The controversy comes at a time when the independent theatre community is already suffering a black eye from sexual harassment claims. In August, two top employees of the Los Angeles arthouse staple Cinefamily stepped down after allegations of sexual harassment surfaced. The theatre has since suspended all activity.

It’s very unlikely Alamo Drafthouse will be closing up shop over its controversy, but both instances are similar in that they shine a light on the male-controlled theatre chain industry. However, for Drafthouse it goes a step further. Steeped in the male-heavy genre world, what drives the fandom of Drafthouse, its festival, website, and merchandise company Mondo, are the voices (and social media reach) of the predominantly male bloggers and fans that attend events and frequent the theatres. Take Fantastic Fest. It’s incredible to see how male-heavy it is. I’ve never been to an event where the line to the men’s room is twice as long as the women’s.

“Anyone who has ever suggested that Fantastic Fest and the Drafthouse is just the geek friendly equivalent of the classic Old Boys Club, you have just been proven correct,” Brown wrote at the end of his Facebook post. “We have just seen that Club in action. There it is, the Club utterly ignoring the victim while it creates a protective ring around the perpetrator. Telling every woman who has ever been harassed or assaulted that the predatory males around them will be protected if they are a part of the Club. Telling every woman that the Sad Man whose life is a shambles because of his own actions deserves help and support in putting himself back together while she deserves … nothing.”

League now sets forth with perhaps the biggest challenge of his 20 years in the business: Proving that Alamo Drafthouse can go beyond the beer-drinking, hard-partying, good ol’ time for bros persona that has made it a powerhouse in the industry.

League, who declined numerous requests for a follow-up interview with Business Insider following the controversy, wrote in his statement regarding Faraci’s permanent resignation from Alamo Drafthouse that he has begun setting up meetings with staff at all his theatres around the country to hear their thoughts on his controversial decision.

“Transparency, consistency, and credibility are crucial at this point to restore his reputation and that of Alamo Drafthouse,” Dr. Nir Kossovsky, CEO of the risk management company Steel City Re, told Business Insider.

Though League always seems to place Alamo Drafthouse in a progressive position — unintentionally with the “Wonder Woman” screenings and intentionally with providing gender-neutral restrooms at his theatres last year — he’s also known in the industry for being extremely loyal, and that seems to be what backfired here.

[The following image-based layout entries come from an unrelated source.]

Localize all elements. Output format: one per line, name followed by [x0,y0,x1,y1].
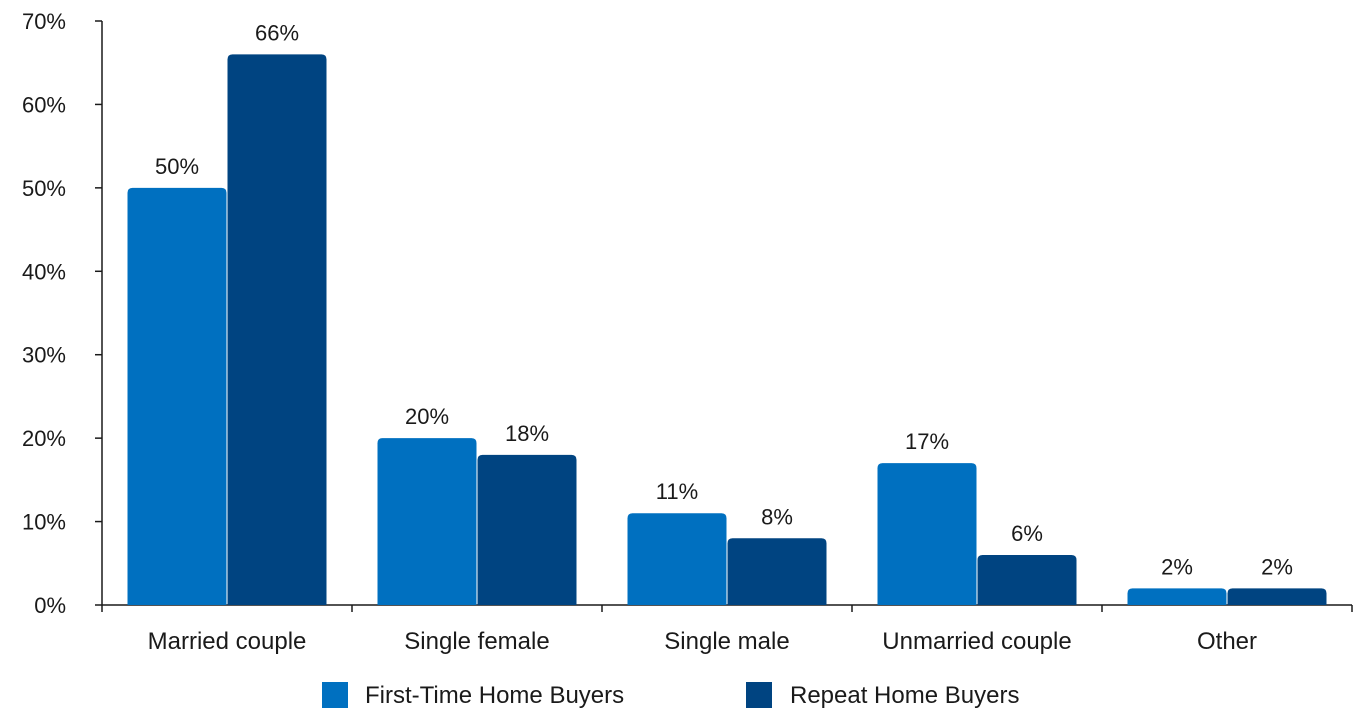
y-tick-label: 20% [22,426,66,451]
data-label: 2% [1161,554,1193,579]
data-label: 2% [1261,554,1293,579]
legend-label: Repeat Home Buyers [790,682,1019,709]
bar [727,538,827,605]
data-label: 8% [761,504,793,529]
y-axis: 0% 10% 20% 30% 40% 50% 60% 70% [22,9,103,618]
bar [127,187,227,605]
y-tick-label: 50% [22,176,66,201]
x-tick-label: Single female [404,628,549,655]
x-tick-label: Married couple [148,628,307,655]
bar [377,438,477,605]
bar [1227,588,1327,605]
x-axis: Married couple Single female Single male Un… [101,604,1353,655]
bar [477,454,577,605]
y-tick-label: 0% [34,593,66,618]
bar [877,463,977,605]
data-label: 11% [656,479,698,504]
data-labels-group: 50% 66% 20% 18% 11% 8% 17% 6% 2% 2% [155,20,1293,579]
x-tick-label: Other [1197,628,1257,655]
bar [977,554,1077,605]
data-label: 50% [155,154,199,179]
legend-label: First-Time Home Buyers [365,682,624,709]
data-label: 6% [1011,521,1043,546]
y-tick-label: 70% [22,9,66,34]
y-tick-label: 40% [22,259,66,284]
data-label: 18% [505,421,549,446]
y-tick-label: 30% [22,343,66,368]
x-tick-label: Single male [664,628,789,655]
y-tick-label: 60% [22,92,66,117]
legend-swatch [746,682,772,708]
data-label: 17% [905,429,949,454]
y-tick-label: 10% [22,510,66,535]
bar [227,54,327,605]
data-label: 20% [405,404,449,429]
x-tick-label: Unmarried couple [882,628,1071,655]
bar [627,513,727,605]
bar [1127,588,1227,605]
bars-group [127,54,1327,605]
legend: First-Time Home Buyers Repeat Home Buyers [322,682,1019,709]
data-label: 66% [255,20,299,45]
legend-swatch [322,682,348,708]
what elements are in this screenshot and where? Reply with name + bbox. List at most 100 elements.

Sources tell Business Insider League was simply looking out for a friend, but has since regretted that decision and his driven to make amends. In the last week, League has reached out to Faraci’s alleged victims to apologise and is starting the long road back to gaining the trust of not just the Alamo Drafthouse patrons, but his staff.

When talking to League at TIFF about the evolution of the company over the past 20 years, and the responsibility that comes with building a brand, he touched on numerous times the importance of not just making sure customers are having a great time, but that the people working for him are as well. This controversy is a sobering reminder to League that he still needs to work on the latter.

“We are a real company now,” League said. “Still a little rough around the edges.”